Il savait lui, Louis Octave, pourquoi les oreilles n’avaient pas de paupières.
Le son remonte le cours du temps.

Toujours les yeux noyés dans le tapis délavé par le soleil, il se souvenait de la mort de l’oiseau avec un lance-pierre, il avait visé, tiré et tué. Pour se faire un sifflet. Le petit Louis Octave jouait tout le temps à l’homme préhistorique. À l’école, il affirmait descendre de l’homme de Neandertal et vous aussi, disait-il plein de morgue à ces petits camarades.
Louis Octave, arrête de faire peur à tes petits camarades, lui disait sa mère. Elle l’appelait toujours par son nom et prénom. Elle le rappelait à l’ordre du présent pendant que lui ne rêvait que de grottes et d’aurochs.

Pour cela le drap sur l’armoire comme une paupière sur le miroir. La voix venait la nuit et la voix le rappelait à l’ordre.
Assez, murmura Louis Octave dans le noir de sa chambre et il mit la musique.

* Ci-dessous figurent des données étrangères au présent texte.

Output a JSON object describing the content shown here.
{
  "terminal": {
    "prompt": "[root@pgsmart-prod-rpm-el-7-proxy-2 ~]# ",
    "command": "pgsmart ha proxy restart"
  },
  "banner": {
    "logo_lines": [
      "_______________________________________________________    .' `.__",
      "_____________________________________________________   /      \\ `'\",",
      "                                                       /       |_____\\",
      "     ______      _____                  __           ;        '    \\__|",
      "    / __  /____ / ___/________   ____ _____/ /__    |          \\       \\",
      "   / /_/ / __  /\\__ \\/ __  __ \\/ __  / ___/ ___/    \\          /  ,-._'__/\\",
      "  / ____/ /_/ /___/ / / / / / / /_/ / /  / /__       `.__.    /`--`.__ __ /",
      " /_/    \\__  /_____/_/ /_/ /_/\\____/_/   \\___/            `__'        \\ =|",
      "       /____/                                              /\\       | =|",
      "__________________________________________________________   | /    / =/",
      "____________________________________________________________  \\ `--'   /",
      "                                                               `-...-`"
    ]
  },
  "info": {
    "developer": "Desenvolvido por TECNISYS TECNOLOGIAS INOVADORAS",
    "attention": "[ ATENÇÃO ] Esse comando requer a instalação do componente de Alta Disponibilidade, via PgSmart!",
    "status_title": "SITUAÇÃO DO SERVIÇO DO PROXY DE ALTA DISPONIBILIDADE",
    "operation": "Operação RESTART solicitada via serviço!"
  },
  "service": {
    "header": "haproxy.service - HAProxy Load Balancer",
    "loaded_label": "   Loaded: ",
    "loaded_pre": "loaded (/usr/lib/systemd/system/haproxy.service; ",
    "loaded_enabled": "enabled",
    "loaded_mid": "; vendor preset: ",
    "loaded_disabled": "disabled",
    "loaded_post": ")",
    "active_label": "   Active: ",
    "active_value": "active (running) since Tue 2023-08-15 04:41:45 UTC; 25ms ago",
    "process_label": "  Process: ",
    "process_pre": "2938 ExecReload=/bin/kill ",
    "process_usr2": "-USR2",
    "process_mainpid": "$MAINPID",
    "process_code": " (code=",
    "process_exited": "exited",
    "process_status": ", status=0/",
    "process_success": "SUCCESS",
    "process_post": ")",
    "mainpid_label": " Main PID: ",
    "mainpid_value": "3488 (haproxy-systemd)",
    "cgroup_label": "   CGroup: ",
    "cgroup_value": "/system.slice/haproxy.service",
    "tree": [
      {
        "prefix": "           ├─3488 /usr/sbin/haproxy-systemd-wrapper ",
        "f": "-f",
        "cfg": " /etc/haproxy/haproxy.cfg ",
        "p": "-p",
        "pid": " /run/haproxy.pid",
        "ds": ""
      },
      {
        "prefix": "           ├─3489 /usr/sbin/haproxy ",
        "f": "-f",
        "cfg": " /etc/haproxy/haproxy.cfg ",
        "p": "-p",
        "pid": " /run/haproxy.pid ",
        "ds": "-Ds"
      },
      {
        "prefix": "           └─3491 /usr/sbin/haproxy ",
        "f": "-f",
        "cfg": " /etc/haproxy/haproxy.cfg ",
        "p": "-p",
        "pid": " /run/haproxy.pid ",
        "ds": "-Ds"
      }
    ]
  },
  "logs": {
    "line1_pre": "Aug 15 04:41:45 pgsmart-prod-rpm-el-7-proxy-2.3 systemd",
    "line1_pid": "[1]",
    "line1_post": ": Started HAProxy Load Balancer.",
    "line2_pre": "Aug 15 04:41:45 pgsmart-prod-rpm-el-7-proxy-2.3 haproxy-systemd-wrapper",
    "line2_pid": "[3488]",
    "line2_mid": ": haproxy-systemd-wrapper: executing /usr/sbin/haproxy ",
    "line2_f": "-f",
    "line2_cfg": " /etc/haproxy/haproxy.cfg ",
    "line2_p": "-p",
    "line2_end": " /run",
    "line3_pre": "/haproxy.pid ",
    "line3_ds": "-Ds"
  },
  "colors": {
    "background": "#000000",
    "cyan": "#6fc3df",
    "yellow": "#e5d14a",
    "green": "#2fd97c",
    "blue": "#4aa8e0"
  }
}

Jeu de Louis Octave à dix ans : il taille des pierres, chasse avec une sagaie en bois de cervidé (en bambou en vérité) taillée de main de maître. Il sculpte une Vénus dans une pierre tendre appelée la stéatite (pierre sans nom en vérité).
À onze ans, le voici simple ouvrier qui remonte le temps, déposé sur le seuil de1857, il trouve les restes d’un squelette humain. S’il avait été à la place de l’ouvrier, il aurait caché les os dans sa poche et il s’en serait allé heureux, c’était ça qu’il s’était dit à onze ans. Mais l’ouvrier, en Westphalie, en Allemagne, en avait décidé autrement. Quand dans la petite grotte qui s’ouvrait dans le vallon de Neandertal, l’ouvrier avait trouvé les restes, l’homme de Neandertal s’était levé.
À cet instant, à ses onze ans, en lisant cette histoire, Louis Octave s’était levé, il avait su ce qu’il serait aujourd’hui.
Un ouvrier à la recherche de la trace.
À douze ans, il s’appelle Henri Coquer, fou de plongée sous marine, il plonge à 37 m sous le niveau actuel de la mer et il découvre une grotte sous-marine.
À cinquante-six ans, il essaie de s’appeler par son nom à lui, et il taille des souvenirs et des prières dans une modeste chambre de bonne.
Fut un temps où le temps n’existait pas.
Si demain existe c’est que le temps est né. Quand il était petit, ni le temps ni la mort, se dit-il...
Toc-toc, ça frappe à la porte.
Il n’a pas le temps de se relever. C’est Madame Docle, elle rentre tout le temps comme ça après deux petits coups secs, parfois il pense à fermer la porte à clef, pas cette fois-ci, de le surprendre à genoux devant un drap blanc fixé par des punaises sur l’armoire.
Il n’est pas venu déjeuner ce matin ni hier soir dîner, elle s’inquiète un peu, comment va votre blessure ?
Les yeux hantés, Louis Octave dédaigne la question, consent toutefois à s’expliquer. Il n’avait pas faim en ce moment et soudain, Personne ne se souvient de ça, dit-il plein de morgue et de colère, mais le premier homme de Neandertal fut assimilé à un cas pathologique, c’est honteux.
Les mains de Madame Docle se glacent plus encore. Elle souffle dessus, se les frotte sérieusement. Elle recule et sort doucement de la chambre. Ce n’est pas la première fois qu’il lui cause de cet homme de « Néant-dertal ». En renfermant la porte sur le pauvre Monsieur Octave qui n’est plus tout à fait normal depuis la mort de sa maman, en descendant les marches qui mènent à sa cuisine, elle se demande si elle ne devrait pas appeler un médecin, d’autant que la plaie de Monsieur Octave s’infecte, ça pue dans la chambre.
Puis elle l’entend la nuit, le jour, boiter au-dessus de sa tête.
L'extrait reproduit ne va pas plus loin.